Mit viel Mühe

Chile plagt sich zu 3:1 gegen tapferes Australien

Sport
14.06.2014 01:56
Geheimfavorit Chile hat seine erste Pflichtübung bei der Fußball-Weltmeisterschaft 2014 erfolgreich gemeistert – mehr aber auch nicht. Underdog Australien präsentierte sich beim 3:1-Sieg der Südamerikaner in Cuiaba zwar als durchaus limitiert, nichtsdestotrotz machten die "Socceroos" ihrem Gegner aus Gruppe B das Leben schwer. Nicht unwesentliches Detail am Rande: Erstmals im bisherigen Verlauf des Turniers gab es keinen eklatanten Fehlpfiff des Schiedsrichters zu beklagen, Noumandiez Doue von der Elfenbeinküste blieb praktisch fehlerlos.

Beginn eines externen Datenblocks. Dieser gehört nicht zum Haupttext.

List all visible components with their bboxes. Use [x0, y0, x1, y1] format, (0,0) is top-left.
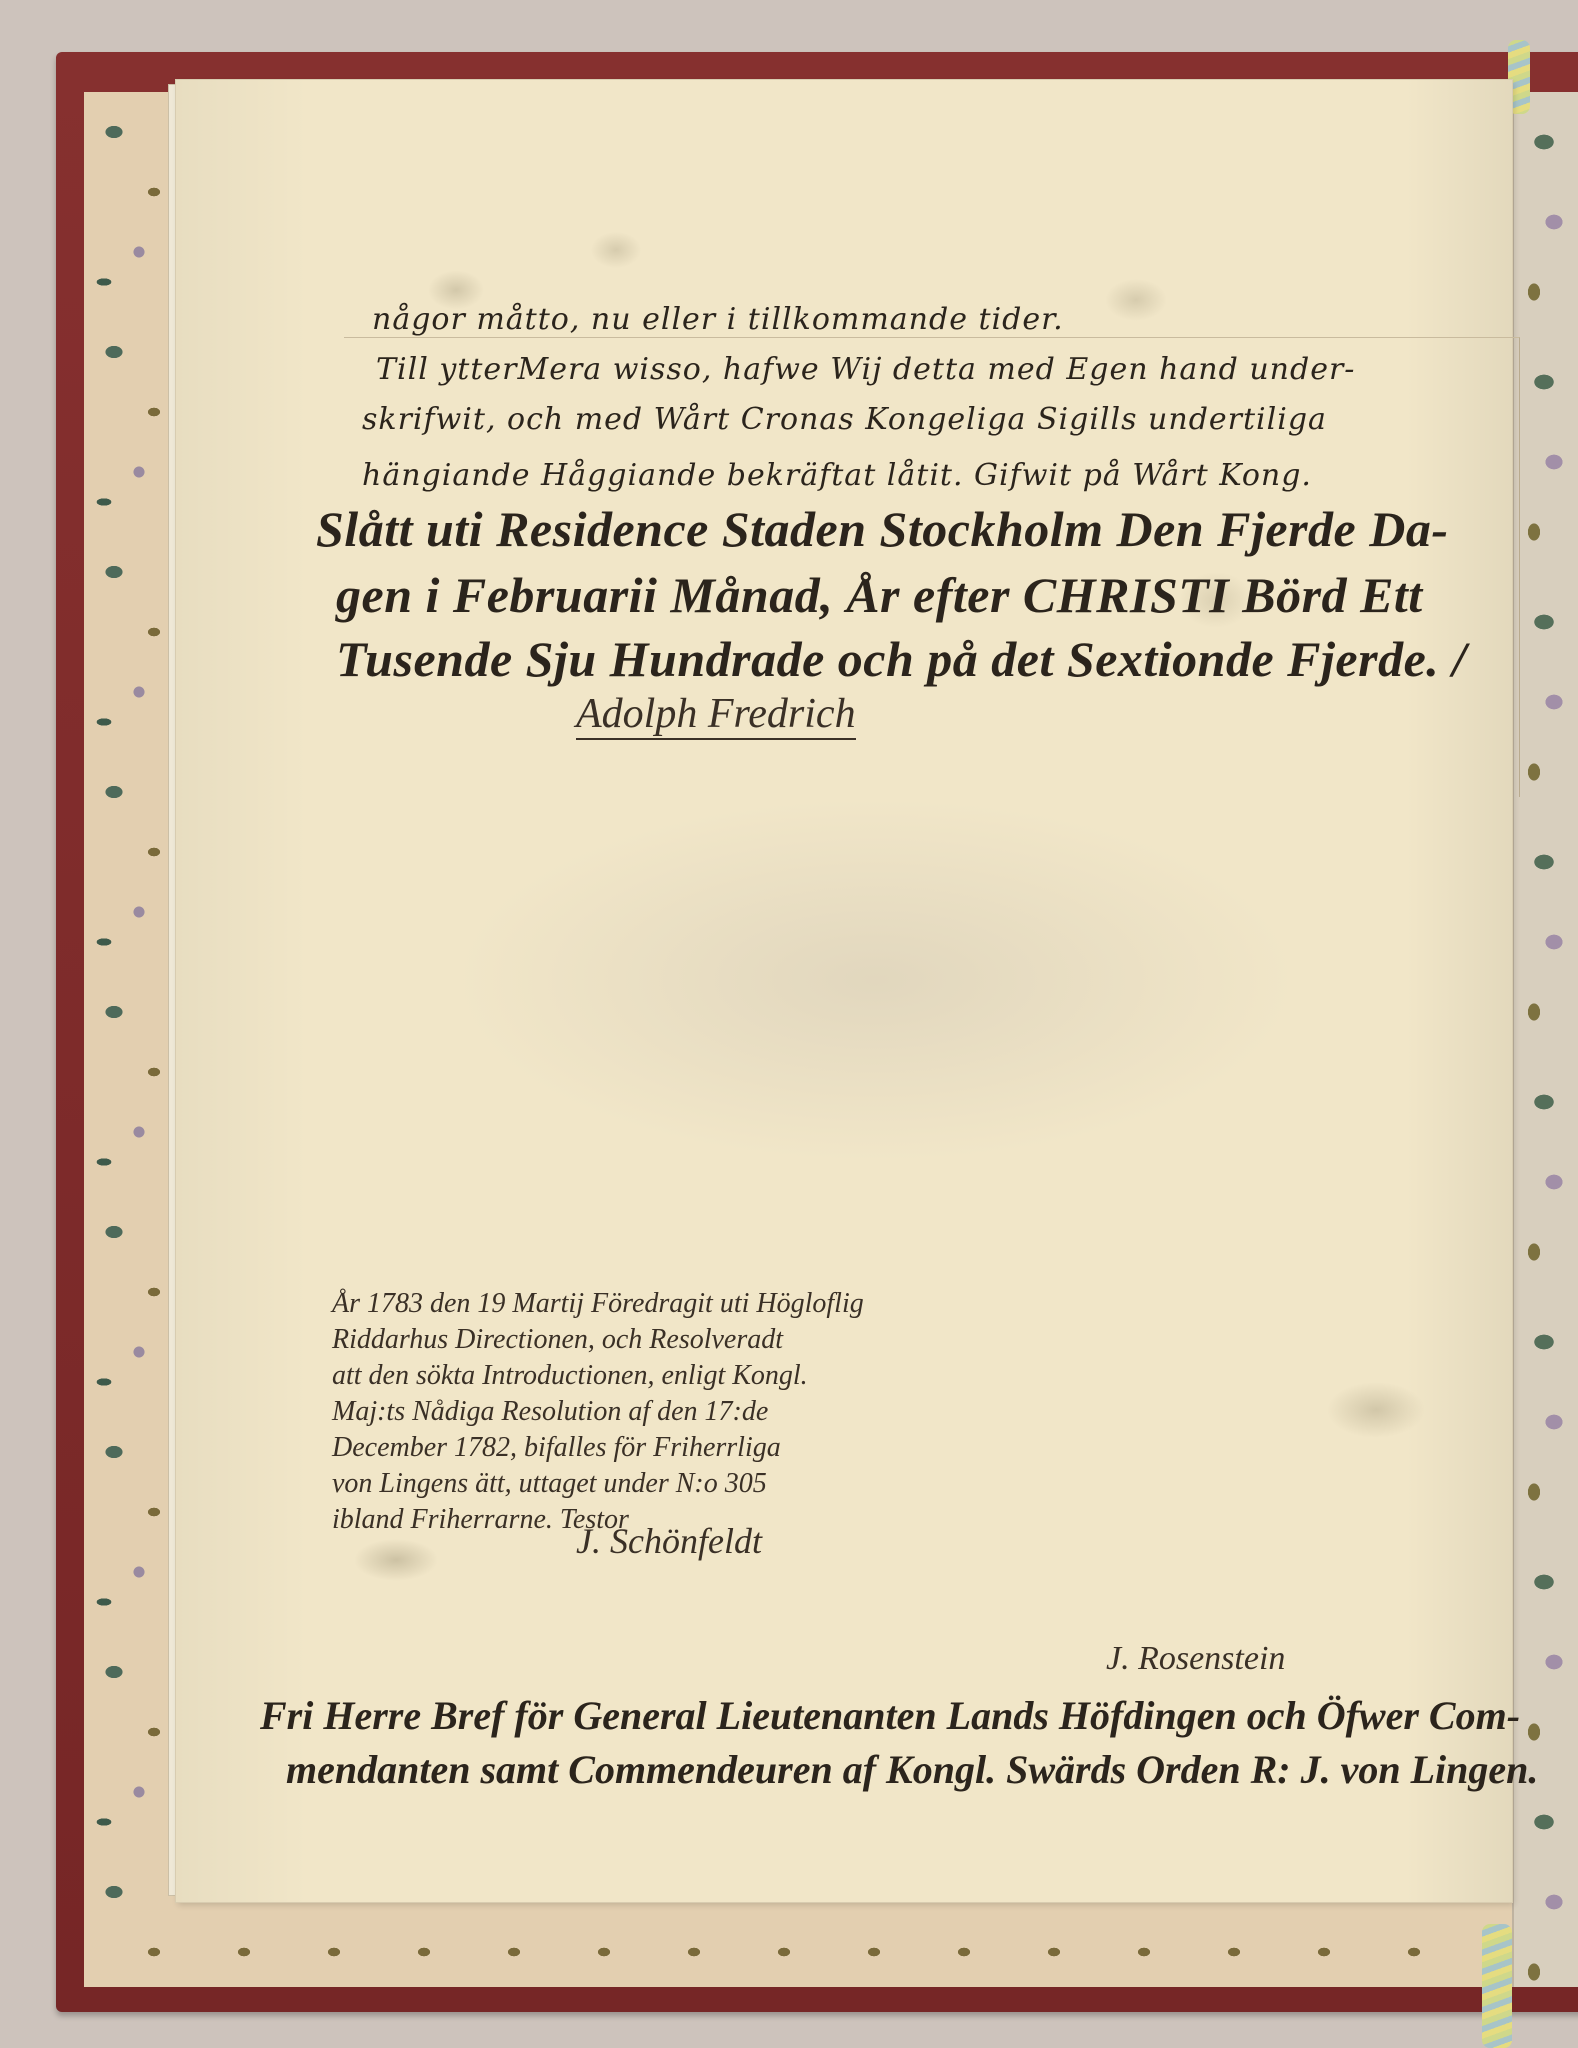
- registry-note-line-6: von Lingens ätt, uttaget under N:o 305: [332, 1468, 767, 1500]
- royal-signature: Adolph Fredrich: [576, 690, 856, 740]
- registry-note-line-1: År 1783 den 19 Martij Föredragit uti Hög…: [332, 1288, 864, 1320]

Die Chilenen starteten so, wie man es von ihnen erwarten durfte: nach vorne orientiert, technisch versiert und laufstark. Freilich: Die Australier versteckten sich keineswegs, versuchten früh zu attackieren und ließen bald erahnen, dass sie ihr Heil in hohen Bällen suchen würden. Als sie das Spiel aber einigermaßen unter Kontrolle zu haben schienen, schlugen die Chilenen zu: Nach einer Ballstafette landete der Ball im Strafraum der "Socceroos" vor den Beinen von Alexis Sanchez - und der drückte den Ball völlig humorlos zum 1:0 über die Linie (12.). Der Jubel der Chile-Fans auf den Rängen war noch nicht verebbt, da stand es bereits 2:0: Jorge Valdivia traf von der Strafraumgrenze nach Idealzuspiel von Sanchez (14.).

Cahill bringt Australien überraschend ins Spiel zurück
Während die Südamerikaner in der Folge Ball und Gegner laufen, allerdings den nötigen Nachdruck vor dem gegnerischen Tor vermissen ließen, konnten sich die kurz irritierten Australier wieder aufrichten. Erste Versuche, zum Anschlusstreffer zu kommen, etwa durch Tommy Oar (19., 22.) und Matthew Leckie (27.), blieben allerdings erfolglos. In Minute 35 war's dann aber so weit: Socceroo-Rekordtorschütze Tim Cahill, gerade einmal 1,78 Meter groß, köpfte eine Idealflanke von Oar zum 1:2 ins Netz von Chile-Goalie Claudio Bravo. Die spielerisch beschränkten, aber aufopferungsvoll kämpfenden Australier erlebten zwar bis zum Pausenpfiff ihre wohl besten Minuten im Spiel, an der grundsätzlichen Überlegenheit der Chilenen änderte das aber genauso wenig wie das 1:2.

Chile nach dem Seitenwechsel von der Rolle
Die Pause dürften die Chilenen im Anschluss nicht gut verbracht haben - schlafmützig und überheblich agierend, luden sie die Australier beinahe händeringend dazu ein, endgültig den Turnaround zu schaffen. Zunächst köpfte der ständige Unruheherd in Gelb, Cahill, den Ball noch übers Tor (51.), doch zwei Minuten später war er drin. Doch der Schiri gab den Treffer wegen einer Abseitsstellung des Australiers zu Recht nicht (53.). Kurz darauf scheiterte auch Mark Bresciano (56., 62./Bravo pariert) – in dieser Phase wankten die Chilenen enorm, auch wenn sie zwischen den beiden Bresciano-Chancen durch Eduardo Vargas beinahe das 3:1 erzielt hätten (61./Alex Wilkinson rettete auf der Linie).

Beausejour fixiert Sieg für die Chilenen
Dennoch: Die Chilenen fanden nicht und nicht ins Spiel zurück und es war wohl nur den zunehmend schwindenden Kräften der Socceroos geschuldet, dass sie weiterhin in Führung blieben. Erst in den letzten fünf Minuten versuchten sich auch die Südamerikaner wieder etwas zielstrebiger in der Offensive – und tatsächlich waren diese frischen Bemühungen von Erfolg gekrönt: Jean Beausejour brachte einen Abpraller aus gut 20 Metern per Flachschuss im australischen Tor unter (92.). Der Deckel war nun drauf und Chile der Sieger.